Kata mahabbah berasal dari kata ahabba, yuhibbu, mahabatan, yang secara harfiah berarti mencintai secara mendalam, atau kecintaan atau cinta yang mendalam.[1] Dalam Mu’jam al-Falsafi, Jamil Shaliba mengatakan mahabbah adalah lawan dari al-baghd, yakni cinta lawan dari benci.[2] Al-Mahabbah dapat pula berarti al-wadud, yakni yang sangat kasih atau penyayang.[3]

Selain itu al-Mahabbah dapat pula berarti kecenderungan kepada sesuatu yang sedang berjalan, dengan tujuan untuk memperoleh kebutuhan yang bersifat material maupun spiritual, seperti cintanya seseorang yang kasmaran pada sesuatu yang dicintainya, orang tua pada anaknya, seseorang pada sahabatnya, suatu bangsa terhadap tanah airnya, atau seorang pekerja kepada pekerjaannya. Mahabbah pada tingkat selanjutnya dapat pula berarti suatu usaha sungguh-sungguh dari seseorang untuk mencapai tingkat rohaniah tertinggi dengan tercapainya gambaran Yang Mutlak, yaitu cinta kepada Tuhan.

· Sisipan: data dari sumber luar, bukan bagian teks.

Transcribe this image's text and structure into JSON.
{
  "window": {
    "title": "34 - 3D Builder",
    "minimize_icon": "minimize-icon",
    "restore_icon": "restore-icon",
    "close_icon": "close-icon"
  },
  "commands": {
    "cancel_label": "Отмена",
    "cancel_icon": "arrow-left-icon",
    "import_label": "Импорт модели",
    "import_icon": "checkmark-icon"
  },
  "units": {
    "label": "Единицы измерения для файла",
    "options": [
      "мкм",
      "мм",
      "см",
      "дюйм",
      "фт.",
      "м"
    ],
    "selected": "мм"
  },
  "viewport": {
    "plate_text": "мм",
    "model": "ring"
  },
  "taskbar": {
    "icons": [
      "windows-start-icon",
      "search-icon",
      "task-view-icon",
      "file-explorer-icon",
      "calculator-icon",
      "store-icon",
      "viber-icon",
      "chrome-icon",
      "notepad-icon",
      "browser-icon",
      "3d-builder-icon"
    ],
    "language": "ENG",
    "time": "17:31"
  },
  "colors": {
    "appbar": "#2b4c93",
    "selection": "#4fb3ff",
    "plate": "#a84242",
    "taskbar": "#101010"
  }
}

Kata Mahabbah tersebut selanjutnya digunakan untuk menunjukkan pada suatu paham atau aliran dalam tasawuf. Dalam hubungan ini mahabbah obyeknya lebih ditujukan pada Tuhan. Dari sekian banyak arti mahabbah yang dikemukakan di atas, tampaknya da juga yang cocok dengan arti mahabbah yang dikehendaki dalam tasawuf, yaitu mahabbah yang artinya kecintaan yang mendalam secara ruhian pada Tuhan.[4]

Seperti telah dijelaskan, bahwa bagian terpenting dari tujuan sufi adalah memperoleh hubungan langsung dengan Tuhan sehingga dirasakan dan disadari berada di hadirat Tuhan. Keberadaan di hadirat Tuhan itu diyakini sebagai kenikmatan dan kebahagiaan yang hakiki.[5]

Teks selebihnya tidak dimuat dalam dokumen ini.